Load local whois with initial test content

• For testing purposes, use source=TEST in the properties file

• Make sure that in properties the port.query and port.api are not zero (e.g. 1043, 1080 respectively).

• Copy the file whois-scheduler/src/test/resources/TEST.db to the whois root directory

  • The file TEST.db contains an initial set of RPSL objects used for testing purposes.

• While the server is running, use pgrep to find the server's PID (pgrep java)

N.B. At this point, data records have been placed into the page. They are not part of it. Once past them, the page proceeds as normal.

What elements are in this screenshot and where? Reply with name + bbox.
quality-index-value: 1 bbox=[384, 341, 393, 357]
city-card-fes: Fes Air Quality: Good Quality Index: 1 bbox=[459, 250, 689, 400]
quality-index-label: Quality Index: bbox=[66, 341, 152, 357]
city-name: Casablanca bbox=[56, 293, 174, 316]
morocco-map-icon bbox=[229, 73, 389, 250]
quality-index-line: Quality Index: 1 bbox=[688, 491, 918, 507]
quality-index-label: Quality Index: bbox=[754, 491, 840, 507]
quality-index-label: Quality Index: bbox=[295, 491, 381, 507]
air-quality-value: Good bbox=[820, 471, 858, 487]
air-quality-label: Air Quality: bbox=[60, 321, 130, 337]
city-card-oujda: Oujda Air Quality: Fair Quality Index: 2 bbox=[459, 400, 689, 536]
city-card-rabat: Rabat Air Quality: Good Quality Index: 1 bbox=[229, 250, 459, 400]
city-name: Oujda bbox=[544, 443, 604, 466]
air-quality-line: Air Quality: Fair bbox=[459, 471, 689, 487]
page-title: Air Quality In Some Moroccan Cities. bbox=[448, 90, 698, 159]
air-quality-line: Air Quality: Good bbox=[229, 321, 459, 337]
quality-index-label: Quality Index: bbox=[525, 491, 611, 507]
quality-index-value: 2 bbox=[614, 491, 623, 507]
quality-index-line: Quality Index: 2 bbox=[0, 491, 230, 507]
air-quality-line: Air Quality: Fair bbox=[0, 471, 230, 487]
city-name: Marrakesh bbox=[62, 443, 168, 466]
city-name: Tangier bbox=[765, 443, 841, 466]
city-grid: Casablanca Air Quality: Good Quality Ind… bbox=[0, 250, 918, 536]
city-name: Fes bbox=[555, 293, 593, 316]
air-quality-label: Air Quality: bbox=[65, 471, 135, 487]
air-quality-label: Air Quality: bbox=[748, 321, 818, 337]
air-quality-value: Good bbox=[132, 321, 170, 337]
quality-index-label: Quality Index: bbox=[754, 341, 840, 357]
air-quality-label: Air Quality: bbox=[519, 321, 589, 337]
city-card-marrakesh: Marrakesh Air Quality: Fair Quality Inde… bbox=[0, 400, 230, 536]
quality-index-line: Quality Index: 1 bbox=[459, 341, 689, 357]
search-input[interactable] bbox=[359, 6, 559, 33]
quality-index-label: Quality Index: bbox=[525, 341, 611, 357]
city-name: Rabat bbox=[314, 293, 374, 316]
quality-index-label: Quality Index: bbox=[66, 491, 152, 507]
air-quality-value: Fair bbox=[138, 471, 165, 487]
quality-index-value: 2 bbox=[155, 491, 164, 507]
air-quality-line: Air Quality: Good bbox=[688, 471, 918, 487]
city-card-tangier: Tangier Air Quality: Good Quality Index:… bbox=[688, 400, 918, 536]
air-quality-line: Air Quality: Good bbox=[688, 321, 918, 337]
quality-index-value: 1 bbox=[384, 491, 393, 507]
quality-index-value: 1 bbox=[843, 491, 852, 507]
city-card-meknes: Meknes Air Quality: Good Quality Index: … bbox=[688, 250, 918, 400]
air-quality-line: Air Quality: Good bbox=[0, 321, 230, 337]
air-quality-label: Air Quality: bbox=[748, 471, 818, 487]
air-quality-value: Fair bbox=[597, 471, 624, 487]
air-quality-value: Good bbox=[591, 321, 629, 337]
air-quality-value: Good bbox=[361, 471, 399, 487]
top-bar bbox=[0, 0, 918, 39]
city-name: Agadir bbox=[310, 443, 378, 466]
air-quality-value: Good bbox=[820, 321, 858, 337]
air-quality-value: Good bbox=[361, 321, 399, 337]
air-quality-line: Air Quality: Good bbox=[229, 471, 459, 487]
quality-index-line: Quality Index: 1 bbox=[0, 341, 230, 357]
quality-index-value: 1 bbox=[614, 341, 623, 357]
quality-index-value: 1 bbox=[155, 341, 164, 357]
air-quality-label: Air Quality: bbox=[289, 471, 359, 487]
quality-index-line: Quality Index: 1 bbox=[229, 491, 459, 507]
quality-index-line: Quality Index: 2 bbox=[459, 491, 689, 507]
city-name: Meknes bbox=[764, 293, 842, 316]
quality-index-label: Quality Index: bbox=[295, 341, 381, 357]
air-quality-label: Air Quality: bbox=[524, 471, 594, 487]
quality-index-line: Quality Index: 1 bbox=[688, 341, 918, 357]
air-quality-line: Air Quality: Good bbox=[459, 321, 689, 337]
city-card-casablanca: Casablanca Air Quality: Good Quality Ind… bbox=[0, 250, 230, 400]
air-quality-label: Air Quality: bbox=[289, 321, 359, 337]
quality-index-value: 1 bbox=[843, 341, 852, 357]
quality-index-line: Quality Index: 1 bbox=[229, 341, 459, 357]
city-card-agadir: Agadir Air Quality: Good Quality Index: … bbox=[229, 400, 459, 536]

• Now knowing the PID, while the server is still running, use JMX to load the database with the content of TEST.db:

  java --add-exports jdk.jconsole/sun.tools.jconsole=ALL-UNNAMED -jar jmxterm-1.0.4-uber.jar -v verbose
  open (PID HERE)
  bean net.ripe.db.whois:name=Bootstrap
  run loadDump comment TEST.db
  

• When the import is finished you should see a message in output like 220 succeeded (objects).

• Exit the JMX console

• Test that it worked by executing a query using telnet:

  telnet localhost 1043
  10.11.11.0
  

• Test the REST API with curl:

  curl http://localhost:1080/whois/test/inetnum/10.11.11.0/24
  

If you want to add content, you can use the TEST-DBM-MNT mntner whose password (emptypassword) is the remarks line.

  curl http://localhost:1080/whois/test/mntner/TEST-DBM-MNT?password=emptypassword

You can check the instructions in WHOIS-REST-API for more info about the REST API

How to allow unlimited queries

The Whois server can block a client's IP as explained here.

You can allow unlimited queries from a certain IP by running a few queries as follows.

The database ACL_LOCAL contains tables related to access control logic in whois. Let's say that the blocked IP is 192.168.0.1.

  INSERT INTO ACL_LOCAL.acl_limit (prefix, daily_limit, comment, unlimited_connections)
  VALUES
  ('192.168.0.1/32', -1, 'a comment', 10000000);

Also make sure there is no other line with the same prefix (192.168.0.1/32) in this table.

Also run the following, just in case this IP is permanently denied:

  DELETE FROM ACL_LOCAL.acl_denied WHERE prefix = '192.168.0.1/32'
  DELETE FROM ACL_LOCAL.acl_event WHERE prefix = '192.168.0.1/32';

If MariaDB says that no row was affected, it is fine.

If your client has IPv6, use the IPv6/64 prefix.

Commit the changes and in a couple of minutes the Whois server will pick it up and will not block that IP again.